AFP reports that a “key sticking point” between the U.S. and Afghanistan has been resolved through compromise, according to an Afghan official yesterday. Afghan President Hamid Karzai’s spokesperson Aimal Faizi told reporters that U.S. troops would be allowed to enter Afghan homes following NATO troops withdrawing in 2014, but only in “extraordinary circumstances” involving an urgent risk to life. Faizi also stated that President Obama would write a letter to the Afghan people acknowledging mistakes made by the U.S. in the war on terror. White House officials declined to comment on any correspondence. And spokesperson for the State Department Jen Psaki commented yesterday that while “there has been some progress made to resolve outstanding issues…We’re not there yet.”

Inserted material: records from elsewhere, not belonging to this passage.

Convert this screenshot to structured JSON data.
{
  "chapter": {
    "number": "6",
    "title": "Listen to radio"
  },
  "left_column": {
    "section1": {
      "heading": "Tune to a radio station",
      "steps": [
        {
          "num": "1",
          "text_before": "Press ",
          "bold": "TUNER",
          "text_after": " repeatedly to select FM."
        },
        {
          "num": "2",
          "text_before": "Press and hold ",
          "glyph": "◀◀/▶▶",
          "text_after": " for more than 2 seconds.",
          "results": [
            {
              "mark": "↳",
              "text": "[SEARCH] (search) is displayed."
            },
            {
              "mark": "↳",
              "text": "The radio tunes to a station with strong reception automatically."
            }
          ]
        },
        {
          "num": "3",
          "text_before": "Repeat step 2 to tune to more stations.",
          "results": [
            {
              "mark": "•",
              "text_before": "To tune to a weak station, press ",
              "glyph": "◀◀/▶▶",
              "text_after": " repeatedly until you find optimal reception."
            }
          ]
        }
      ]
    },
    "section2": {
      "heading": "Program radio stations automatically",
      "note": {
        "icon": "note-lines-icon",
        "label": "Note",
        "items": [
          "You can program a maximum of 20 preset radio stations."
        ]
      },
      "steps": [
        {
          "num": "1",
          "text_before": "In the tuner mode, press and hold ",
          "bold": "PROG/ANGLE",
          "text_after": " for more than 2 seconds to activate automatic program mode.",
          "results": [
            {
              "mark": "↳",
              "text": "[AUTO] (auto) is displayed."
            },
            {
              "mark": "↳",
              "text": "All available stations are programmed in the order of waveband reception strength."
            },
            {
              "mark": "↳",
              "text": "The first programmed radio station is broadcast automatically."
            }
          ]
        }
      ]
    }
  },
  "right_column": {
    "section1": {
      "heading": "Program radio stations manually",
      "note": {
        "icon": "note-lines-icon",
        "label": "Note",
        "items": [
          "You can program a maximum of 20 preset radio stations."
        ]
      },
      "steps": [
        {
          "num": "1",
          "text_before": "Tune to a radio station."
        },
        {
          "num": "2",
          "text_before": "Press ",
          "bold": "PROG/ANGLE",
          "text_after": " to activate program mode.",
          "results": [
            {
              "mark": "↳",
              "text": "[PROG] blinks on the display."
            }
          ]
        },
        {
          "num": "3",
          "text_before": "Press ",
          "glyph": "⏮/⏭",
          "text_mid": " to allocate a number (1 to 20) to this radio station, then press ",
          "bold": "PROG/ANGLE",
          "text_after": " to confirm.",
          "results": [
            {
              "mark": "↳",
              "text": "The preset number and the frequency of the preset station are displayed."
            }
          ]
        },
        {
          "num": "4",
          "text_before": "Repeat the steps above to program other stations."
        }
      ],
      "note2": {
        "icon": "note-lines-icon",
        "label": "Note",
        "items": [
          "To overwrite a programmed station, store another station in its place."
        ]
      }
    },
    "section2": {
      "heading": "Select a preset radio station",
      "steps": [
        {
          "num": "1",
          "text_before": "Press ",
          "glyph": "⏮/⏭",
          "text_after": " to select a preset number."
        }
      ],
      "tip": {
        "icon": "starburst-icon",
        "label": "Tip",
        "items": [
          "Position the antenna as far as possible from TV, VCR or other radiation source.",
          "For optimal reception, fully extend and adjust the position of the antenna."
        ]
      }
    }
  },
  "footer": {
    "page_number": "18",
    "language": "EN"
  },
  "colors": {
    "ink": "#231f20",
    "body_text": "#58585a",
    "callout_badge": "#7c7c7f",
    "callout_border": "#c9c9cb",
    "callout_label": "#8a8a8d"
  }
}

The New York Times (Thom Shanker and Eric Schmitt) reports that the U.S. is considering plans to destroy Syria’s chemical weapons at sea, according to senior U.S. officials. The destruction would take place in line with safety legislation in the U.S. and the EU, and would be monitored by the Organisation for the Prohibition of Chemical Weapons.
And the Wall Street Journal (Joe Parkinson et al.) covers the “violent year” along the Syria-Turkey border, with the civil war “increasingly migrating onto Turkish soil.”

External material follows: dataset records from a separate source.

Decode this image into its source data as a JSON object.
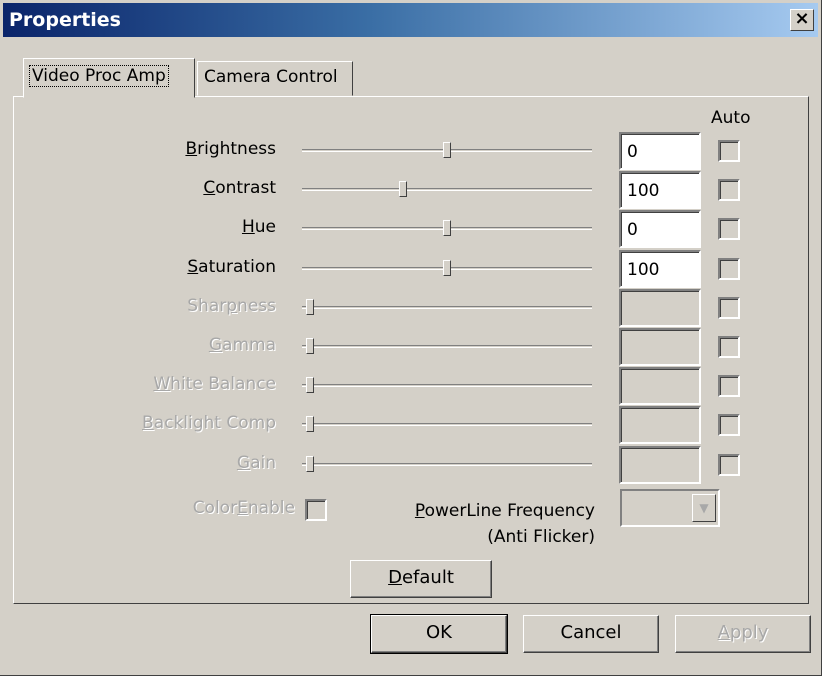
{
  "window": {
    "title": "Properties",
    "close_glyph": "×"
  },
  "tabs": [
    {
      "label": "Video Proc Amp",
      "active": true
    },
    {
      "label": "Camera Control",
      "active": false
    }
  ],
  "auto_header": "Auto",
  "rows": [
    {
      "id": "brightness",
      "label": "Brightness",
      "accesskey": "B",
      "value": "0",
      "level": 0.5,
      "enabled": true
    },
    {
      "id": "contrast",
      "label": "Contrast",
      "accesskey": "C",
      "value": "100",
      "level": 0.34,
      "enabled": true
    },
    {
      "id": "hue",
      "label": "Hue",
      "accesskey": "H",
      "value": "0",
      "level": 0.5,
      "enabled": true
    },
    {
      "id": "saturation",
      "label": "Saturation",
      "accesskey": "S",
      "value": "100",
      "level": 0.5,
      "enabled": true
    },
    {
      "id": "sharpness",
      "label": "Sharpness",
      "accesskey": "p",
      "value": "",
      "level": 0.0,
      "enabled": false
    },
    {
      "id": "gamma",
      "label": "Gamma",
      "accesskey": "G",
      "value": "",
      "level": 0.0,
      "enabled": false
    },
    {
      "id": "white-balance",
      "label": "White Balance",
      "accesskey": "W",
      "value": "",
      "level": 0.0,
      "enabled": false
    },
    {
      "id": "backlight-comp",
      "label": "Backlight Comp",
      "accesskey": "B",
      "value": "",
      "level": 0.0,
      "enabled": false
    },
    {
      "id": "gain",
      "label": "Gain",
      "accesskey": "G",
      "value": "",
      "level": 0.0,
      "enabled": false
    }
  ],
  "color_enable": {
    "label": "ColorEnable",
    "accesskey": "E"
  },
  "powerline": {
    "line1": "PowerLine Frequency",
    "line2": "(Anti Flicker)",
    "accesskey": "P",
    "value": ""
  },
  "buttons": {
    "default": "Default",
    "ok": "OK",
    "cancel": "Cancel",
    "apply": "Apply"
  },
  "icons": {
    "close": "close-icon",
    "dropdown": "chevron-down-icon"
  }
}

The New York Times (Kareem Fahim) covers the “small protest” in Tahrir Square today, which “seemed to represent a breakthrough for young leftists and other revolutionary activists who have struggled to find their voice” since Mohamed Morsi was removed by the military in July.
A suicide blast in Egypt’s Sinai has killed 10 off-duty soldiers and seriously wounded at least 35 others [AP].

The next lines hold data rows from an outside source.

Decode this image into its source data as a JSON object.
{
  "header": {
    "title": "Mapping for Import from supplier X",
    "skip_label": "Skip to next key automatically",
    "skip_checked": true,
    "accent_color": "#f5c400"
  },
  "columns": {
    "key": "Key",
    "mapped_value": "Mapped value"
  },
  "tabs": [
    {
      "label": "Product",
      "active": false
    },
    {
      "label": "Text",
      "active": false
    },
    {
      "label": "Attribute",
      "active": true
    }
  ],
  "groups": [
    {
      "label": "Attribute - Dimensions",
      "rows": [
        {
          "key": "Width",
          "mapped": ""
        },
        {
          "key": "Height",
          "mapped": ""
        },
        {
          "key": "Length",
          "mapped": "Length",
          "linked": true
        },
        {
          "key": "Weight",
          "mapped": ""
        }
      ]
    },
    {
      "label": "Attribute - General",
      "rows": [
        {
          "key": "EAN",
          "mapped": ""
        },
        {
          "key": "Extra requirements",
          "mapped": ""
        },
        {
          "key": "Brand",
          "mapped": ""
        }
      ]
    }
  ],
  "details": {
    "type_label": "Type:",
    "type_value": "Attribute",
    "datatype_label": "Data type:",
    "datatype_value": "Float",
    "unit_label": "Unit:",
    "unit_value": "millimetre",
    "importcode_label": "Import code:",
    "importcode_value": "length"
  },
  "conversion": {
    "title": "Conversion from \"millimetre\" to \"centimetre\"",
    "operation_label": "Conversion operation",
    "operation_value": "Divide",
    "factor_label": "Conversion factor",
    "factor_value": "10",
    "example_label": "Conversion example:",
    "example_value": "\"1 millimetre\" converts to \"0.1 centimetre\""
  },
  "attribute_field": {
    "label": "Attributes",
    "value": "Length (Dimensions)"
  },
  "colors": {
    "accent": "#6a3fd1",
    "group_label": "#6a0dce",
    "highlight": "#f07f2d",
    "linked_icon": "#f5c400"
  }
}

The Hill (Jeremy Herb) reports that Senate Majority Leader Harry Reid stated yesterday that he will support Sen. Kirsten Gillibrand’s bill proposing to remove military sexual assault cases outside the chain of command. And Politico (Darren Samuelsohn and Anna Palmer) covers Sen. Claire McCaskill’s separate lobbying efforts toward reforming sexual assault policies in the military, but rejecting the complete overhaul proposed by Gillibrand.
Israel’s Supreme Court has rejected an appeal for the release of a Kuwaiti-born Palestinian who has been held in administrative detention in Israel without trial since 2010 [New York Times’ Isabel Kershner].
The Financial Times’ Borzou Daragahi covers how the “violent rivalry between militias is rendering the elected government even more powerless” in Libya.
A police station in a Somali town north of Mogadishu was attacked earlier today by al-Shabaab militants, leaving at least 28 people dead [New York Times’ Mohammed Ibrahim and Nicholas Kulish].
A series of bombs in and outside Baghdad, targeting mainly Shiite and commercial areas, have killed at least 29 people and wounded a further 104 this morning [AP].
Al Jazeera reports that the Pakistani Taliban launched two separate attacks today on security checkpoints in northwest Pakistan, killing at least 2 officers.